Lewis Hamilton, qui arborera à nouveau son casque arc-en-ciel en soutien à la communauté LGBT, avoue lui-même se sentir mal à l'aise de courir au Moyen-Orient alors que la fréquente violation des droits pour les personnes homosexuelles et les femmes est souvent pointé du doigt par la communauté internationale.

"Est-ce que je me sens bien de courir en Arabie saoudite ? Je ne dirais pas cela", commente le champion du monde en titre. "Ce n’est pas mon choix de courir ici mais celui de la F1. Il doit y avoir des changements ici. Si quelqu’un veut prendre le temps d’aller lire ce qu’est la loi pour la communauté LGBTQ+, c’est assez terrifiant.
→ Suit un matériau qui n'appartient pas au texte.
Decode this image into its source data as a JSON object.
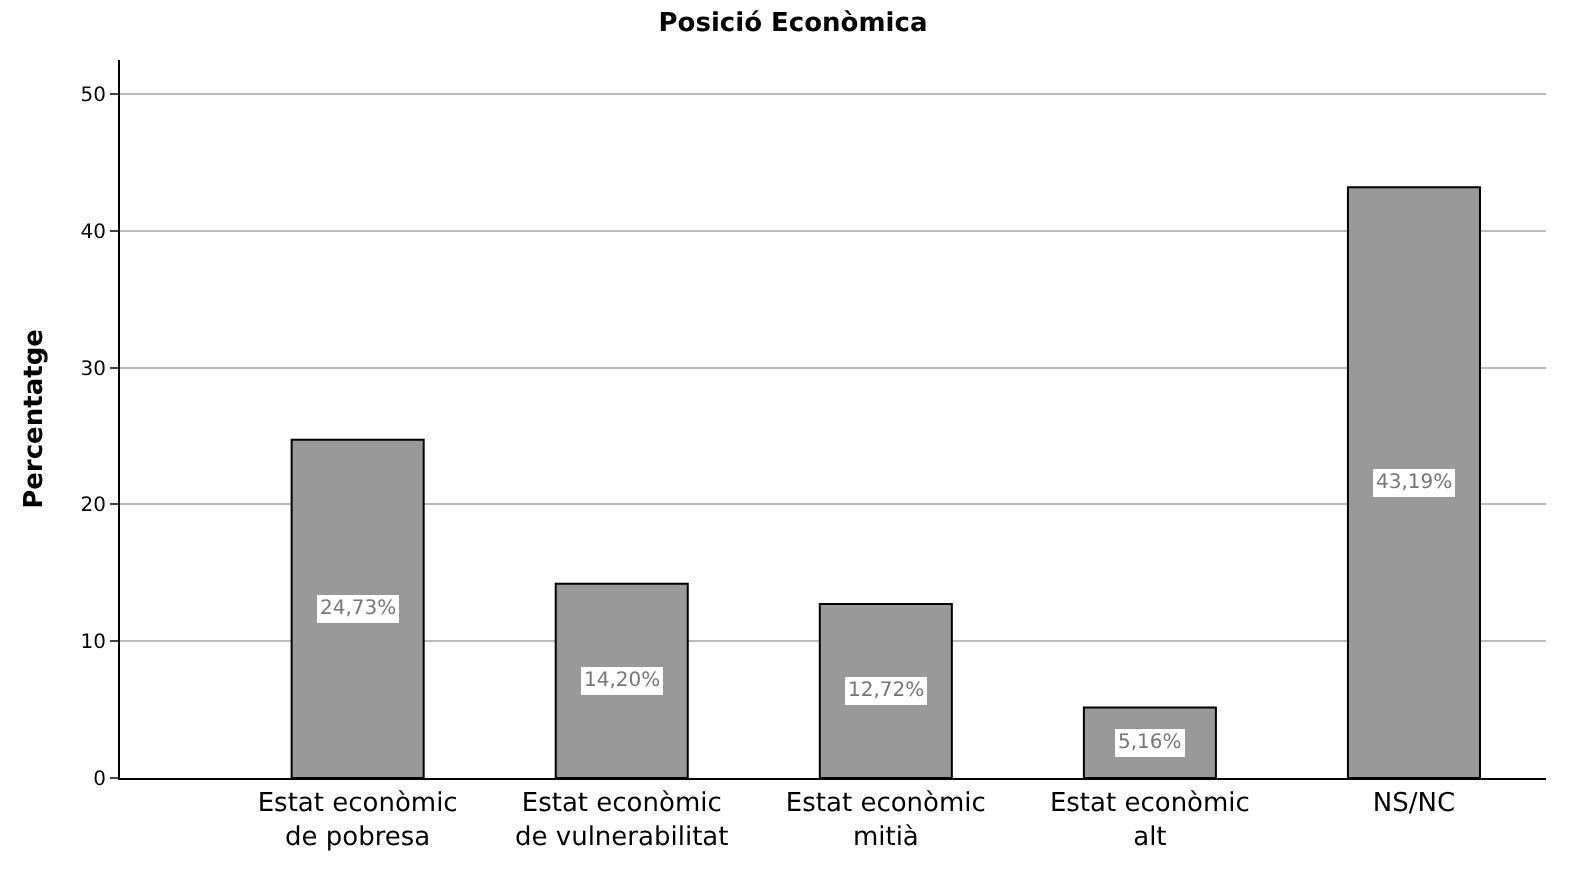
{
  "chart_data": {
    "type": "bar",
    "title": "Posició Econòmica",
    "ylabel": "Percentatge",
    "categories": [
      "Estat econòmic\nde pobresa",
      "Estat econòmic\nde vulnerabilitat",
      "Estat econòmic\nmitià",
      "Estat econòmic\nalt",
      "NS/NC"
    ],
    "values": [
      24.73,
      14.2,
      12.72,
      5.16,
      43.19
    ],
    "value_labels": [
      "24,73%",
      "14,20%",
      "12,72%",
      "5,16%",
      "43,19%"
    ],
    "color": "#999999",
    "ylim": [
      0,
      52.5
    ],
    "yticks": [
      0,
      10,
      20,
      30,
      40,
      50
    ],
    "grid": "y",
    "legend": false
  }
}
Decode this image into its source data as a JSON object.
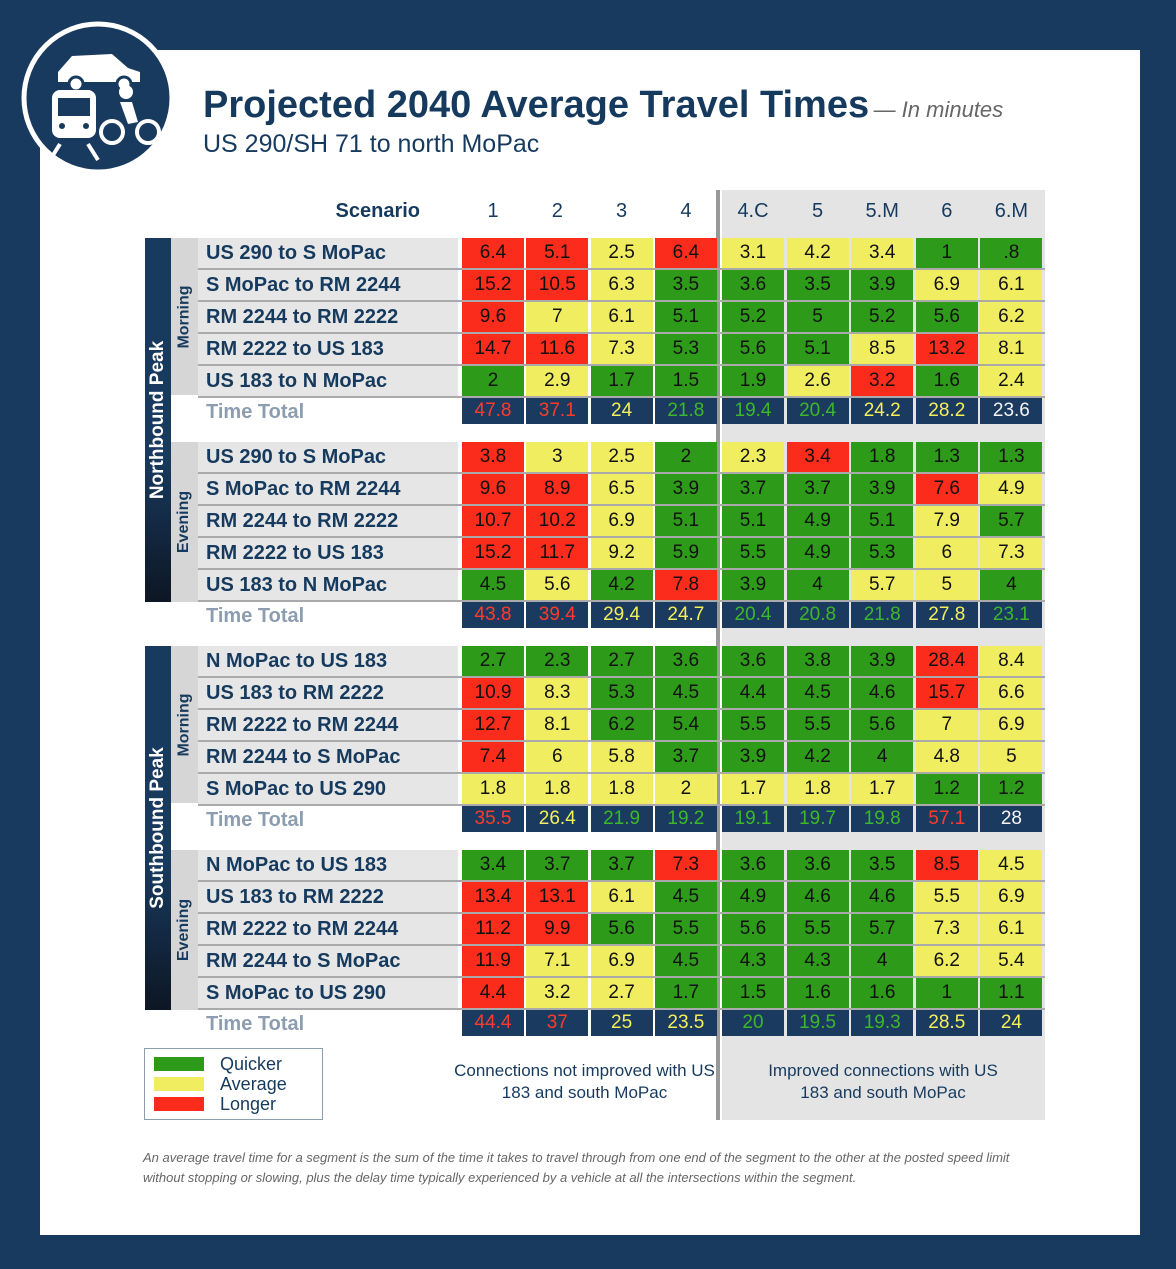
{
  "header": {
    "title": "Projected 2040 Average Travel Times",
    "unit_note": "— In minutes",
    "subtitle": "US 290/SH 71 to north MoPac"
  },
  "table": {
    "scenario_label": "Scenario",
    "scenarios": [
      "1",
      "2",
      "3",
      "4",
      "4.C",
      "5",
      "5.M",
      "6",
      "6.M"
    ],
    "directions": [
      {
        "name": "Northbound Peak",
        "periods": [
          {
            "name": "Morning",
            "rows": [
              {
                "label": "US 290 to S MoPac",
                "values": [
                  "6.4",
                  "5.1",
                  "2.5",
                  "6.4",
                  "3.1",
                  "4.2",
                  "3.4",
                  "1",
                  ".8"
                ],
                "colors": [
                  "red",
                  "red",
                  "yellow",
                  "red",
                  "yellow",
                  "yellow",
                  "yellow",
                  "green",
                  "green"
                ]
              },
              {
                "label": "S MoPac to RM 2244",
                "values": [
                  "15.2",
                  "10.5",
                  "6.3",
                  "3.5",
                  "3.6",
                  "3.5",
                  "3.9",
                  "6.9",
                  "6.1"
                ],
                "colors": [
                  "red",
                  "red",
                  "yellow",
                  "green",
                  "green",
                  "green",
                  "green",
                  "yellow",
                  "yellow"
                ]
              },
              {
                "label": "RM 2244 to RM 2222",
                "values": [
                  "9.6",
                  "7",
                  "6.1",
                  "5.1",
                  "5.2",
                  "5",
                  "5.2",
                  "5.6",
                  "6.2"
                ],
                "colors": [
                  "red",
                  "yellow",
                  "yellow",
                  "green",
                  "green",
                  "green",
                  "green",
                  "green",
                  "yellow"
                ]
              },
              {
                "label": "RM 2222 to US 183",
                "values": [
                  "14.7",
                  "11.6",
                  "7.3",
                  "5.3",
                  "5.6",
                  "5.1",
                  "8.5",
                  "13.2",
                  "8.1"
                ],
                "colors": [
                  "red",
                  "red",
                  "yellow",
                  "green",
                  "green",
                  "green",
                  "yellow",
                  "red",
                  "yellow"
                ]
              },
              {
                "label": "US 183 to N MoPac",
                "values": [
                  "2",
                  "2.9",
                  "1.7",
                  "1.5",
                  "1.9",
                  "2.6",
                  "3.2",
                  "1.6",
                  "2.4"
                ],
                "colors": [
                  "green",
                  "yellow",
                  "green",
                  "green",
                  "green",
                  "yellow",
                  "red",
                  "green",
                  "yellow"
                ]
              }
            ],
            "total": {
              "label": "Time Total",
              "values": [
                "47.8",
                "37.1",
                "24",
                "21.8",
                "19.4",
                "20.4",
                "24.2",
                "28.2",
                "23.6"
              ],
              "colors": [
                "red",
                "red",
                "yellow",
                "green",
                "green",
                "green",
                "yellow",
                "yellow",
                "white"
              ]
            }
          },
          {
            "name": "Evening",
            "rows": [
              {
                "label": "US 290 to S MoPac",
                "values": [
                  "3.8",
                  "3",
                  "2.5",
                  "2",
                  "2.3",
                  "3.4",
                  "1.8",
                  "1.3",
                  "1.3"
                ],
                "colors": [
                  "red",
                  "yellow",
                  "yellow",
                  "green",
                  "yellow",
                  "red",
                  "green",
                  "green",
                  "green"
                ]
              },
              {
                "label": "S MoPac to RM 2244",
                "values": [
                  "9.6",
                  "8.9",
                  "6.5",
                  "3.9",
                  "3.7",
                  "3.7",
                  "3.9",
                  "7.6",
                  "4.9"
                ],
                "colors": [
                  "red",
                  "red",
                  "yellow",
                  "green",
                  "green",
                  "green",
                  "green",
                  "red",
                  "yellow"
                ]
              },
              {
                "label": "RM 2244 to RM 2222",
                "values": [
                  "10.7",
                  "10.2",
                  "6.9",
                  "5.1",
                  "5.1",
                  "4.9",
                  "5.1",
                  "7.9",
                  "5.7"
                ],
                "colors": [
                  "red",
                  "red",
                  "yellow",
                  "green",
                  "green",
                  "green",
                  "green",
                  "yellow",
                  "green"
                ]
              },
              {
                "label": "RM 2222 to US 183",
                "values": [
                  "15.2",
                  "11.7",
                  "9.2",
                  "5.9",
                  "5.5",
                  "4.9",
                  "5.3",
                  "6",
                  "7.3"
                ],
                "colors": [
                  "red",
                  "red",
                  "yellow",
                  "green",
                  "green",
                  "green",
                  "green",
                  "yellow",
                  "yellow"
                ]
              },
              {
                "label": "US 183 to N MoPac",
                "values": [
                  "4.5",
                  "5.6",
                  "4.2",
                  "7.8",
                  "3.9",
                  "4",
                  "5.7",
                  "5",
                  "4"
                ],
                "colors": [
                  "green",
                  "yellow",
                  "green",
                  "red",
                  "green",
                  "green",
                  "yellow",
                  "yellow",
                  "green"
                ]
              }
            ],
            "total": {
              "label": "Time Total",
              "values": [
                "43.8",
                "39.4",
                "29.4",
                "24.7",
                "20.4",
                "20.8",
                "21.8",
                "27.8",
                "23.1"
              ],
              "colors": [
                "red",
                "red",
                "yellow",
                "yellow",
                "green",
                "green",
                "green",
                "yellow",
                "green"
              ]
            }
          }
        ]
      },
      {
        "name": "Southbound Peak",
        "periods": [
          {
            "name": "Morning",
            "rows": [
              {
                "label": "N MoPac to US 183",
                "values": [
                  "2.7",
                  "2.3",
                  "2.7",
                  "3.6",
                  "3.6",
                  "3.8",
                  "3.9",
                  "28.4",
                  "8.4"
                ],
                "colors": [
                  "green",
                  "green",
                  "green",
                  "green",
                  "green",
                  "green",
                  "green",
                  "red",
                  "yellow"
                ]
              },
              {
                "label": "US 183 to RM 2222",
                "values": [
                  "10.9",
                  "8.3",
                  "5.3",
                  "4.5",
                  "4.4",
                  "4.5",
                  "4.6",
                  "15.7",
                  "6.6"
                ],
                "colors": [
                  "red",
                  "yellow",
                  "green",
                  "green",
                  "green",
                  "green",
                  "green",
                  "red",
                  "yellow"
                ]
              },
              {
                "label": "RM 2222 to RM 2244",
                "values": [
                  "12.7",
                  "8.1",
                  "6.2",
                  "5.4",
                  "5.5",
                  "5.5",
                  "5.6",
                  "7",
                  "6.9"
                ],
                "colors": [
                  "red",
                  "yellow",
                  "green",
                  "green",
                  "green",
                  "green",
                  "green",
                  "yellow",
                  "yellow"
                ]
              },
              {
                "label": "RM 2244 to S MoPac",
                "values": [
                  "7.4",
                  "6",
                  "5.8",
                  "3.7",
                  "3.9",
                  "4.2",
                  "4",
                  "4.8",
                  "5"
                ],
                "colors": [
                  "red",
                  "yellow",
                  "yellow",
                  "green",
                  "green",
                  "green",
                  "green",
                  "yellow",
                  "yellow"
                ]
              },
              {
                "label": "S MoPac to US 290",
                "values": [
                  "1.8",
                  "1.8",
                  "1.8",
                  "2",
                  "1.7",
                  "1.8",
                  "1.7",
                  "1.2",
                  "1.2"
                ],
                "colors": [
                  "yellow",
                  "yellow",
                  "yellow",
                  "yellow",
                  "yellow",
                  "yellow",
                  "yellow",
                  "green",
                  "green"
                ]
              }
            ],
            "total": {
              "label": "Time Total",
              "values": [
                "35.5",
                "26.4",
                "21.9",
                "19.2",
                "19.1",
                "19.7",
                "19.8",
                "57.1",
                "28"
              ],
              "colors": [
                "red",
                "yellow",
                "green",
                "green",
                "green",
                "green",
                "green",
                "red",
                "white"
              ]
            }
          },
          {
            "name": "Evening",
            "rows": [
              {
                "label": "N MoPac to US 183",
                "values": [
                  "3.4",
                  "3.7",
                  "3.7",
                  "7.3",
                  "3.6",
                  "3.6",
                  "3.5",
                  "8.5",
                  "4.5"
                ],
                "colors": [
                  "green",
                  "green",
                  "green",
                  "red",
                  "green",
                  "green",
                  "green",
                  "red",
                  "yellow"
                ]
              },
              {
                "label": "US 183 to RM 2222",
                "values": [
                  "13.4",
                  "13.1",
                  "6.1",
                  "4.5",
                  "4.9",
                  "4.6",
                  "4.6",
                  "5.5",
                  "6.9"
                ],
                "colors": [
                  "red",
                  "red",
                  "yellow",
                  "green",
                  "green",
                  "green",
                  "green",
                  "yellow",
                  "yellow"
                ]
              },
              {
                "label": "RM 2222 to RM 2244",
                "values": [
                  "11.2",
                  "9.9",
                  "5.6",
                  "5.5",
                  "5.6",
                  "5.5",
                  "5.7",
                  "7.3",
                  "6.1"
                ],
                "colors": [
                  "red",
                  "red",
                  "green",
                  "green",
                  "green",
                  "green",
                  "green",
                  "yellow",
                  "yellow"
                ]
              },
              {
                "label": "RM 2244 to S MoPac",
                "values": [
                  "11.9",
                  "7.1",
                  "6.9",
                  "4.5",
                  "4.3",
                  "4.3",
                  "4",
                  "6.2",
                  "5.4"
                ],
                "colors": [
                  "red",
                  "yellow",
                  "yellow",
                  "green",
                  "green",
                  "green",
                  "green",
                  "yellow",
                  "yellow"
                ]
              },
              {
                "label": "S MoPac to US 290",
                "values": [
                  "4.4",
                  "3.2",
                  "2.7",
                  "1.7",
                  "1.5",
                  "1.6",
                  "1.6",
                  "1",
                  "1.1"
                ],
                "colors": [
                  "red",
                  "yellow",
                  "yellow",
                  "green",
                  "green",
                  "green",
                  "green",
                  "green",
                  "green"
                ]
              }
            ],
            "total": {
              "label": "Time Total",
              "values": [
                "44.4",
                "37",
                "25",
                "23.5",
                "20",
                "19.5",
                "19.3",
                "28.5",
                "24"
              ],
              "colors": [
                "red",
                "red",
                "yellow",
                "yellow",
                "green",
                "green",
                "green",
                "yellow",
                "yellow"
              ]
            }
          }
        ]
      }
    ]
  },
  "legend": [
    {
      "label": "Quicker",
      "color": "green"
    },
    {
      "label": "Average",
      "color": "yellow"
    },
    {
      "label": "Longer",
      "color": "red"
    }
  ],
  "notes": [
    "Connections not improved with US 183 and south MoPac",
    "Improved connections with US 183 and south MoPac"
  ],
  "footnote": "An average travel time for a segment is the sum of the time it takes to travel through from one end of the segment to the other at the posted speed limit without stopping or slowing, plus the delay time typically experienced by a vehicle at all the intersections within the segment."
}
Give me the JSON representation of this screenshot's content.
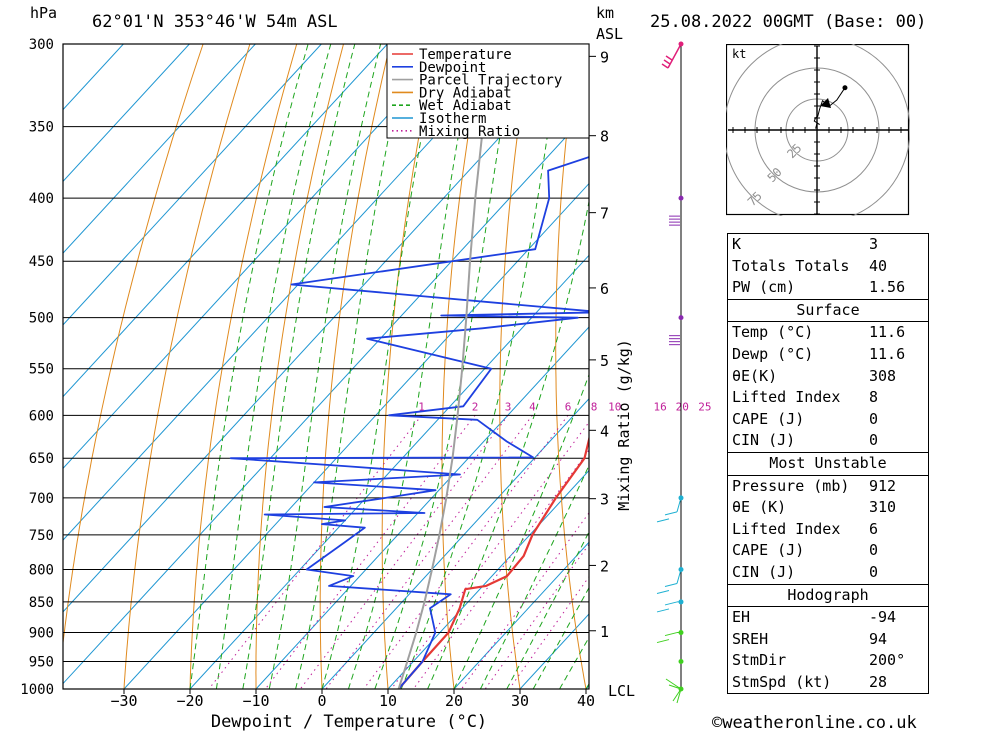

C’est pourquoi nous devons sensibiliser les gens à ce sujet lorsque nous sommes ici. Et c’est pourquoi j’ai porté le casque arc-en-ciel au Qatar et que je le porterai lors des deux prochaines courses. Je sais qu’il y a des gens qui sont gravement touchés par les règles et le régime en vigueur ici. Il y a encore des femmes en prison pour avoir conduit ici. Je ressens comme un devoir d’attirer l’attention sur ce point également".

Il y a encore quelques années, les femmes n'avaient en effet pas le droit de conduire une voiture. Sebastian Vettel, qui avait déjà bravé le régime homophobe hongrois en portant les couleurs LGBT sur le Hungaroring, a organisé un tournoi de karting uniquement réservé à des pilotes féminines. Une autre initiative audacieuse de la part du quadruple champion du monde.

"Nous avons eu un groupe de sept ou huit filles et femmes sur la piste et avons mis en place un bel événement uniquement pour elles", explique le pilote Aston Martin. "J’essayais de transmettre certaines de mes expériences dans la vie et évidemment sur la piste, de faire quelque chose ensemble, de développer leur confiance. Les femmes ne sont autorisées que depuis 2018 à conduire une voiture. Donc certaines d’entre elles avaient un permis, d’autres non. Certaines d’entre elles étaient d’énormes passionnées de F1, d’autres n’avaient rien à voir avec la Formule 1 ou la course automobile avant aujourd’hui. C’était donc un bon mélange de femmes de différents horizons et un grand événement où tout le monde était extrêmement heureux. Si l’on regarde d’un point de vue occidental ou européen, il y a encore beaucoup de choses qui devraient être améliorées et qui doivent être abordées, mais il est également vrai que certaines choses changent".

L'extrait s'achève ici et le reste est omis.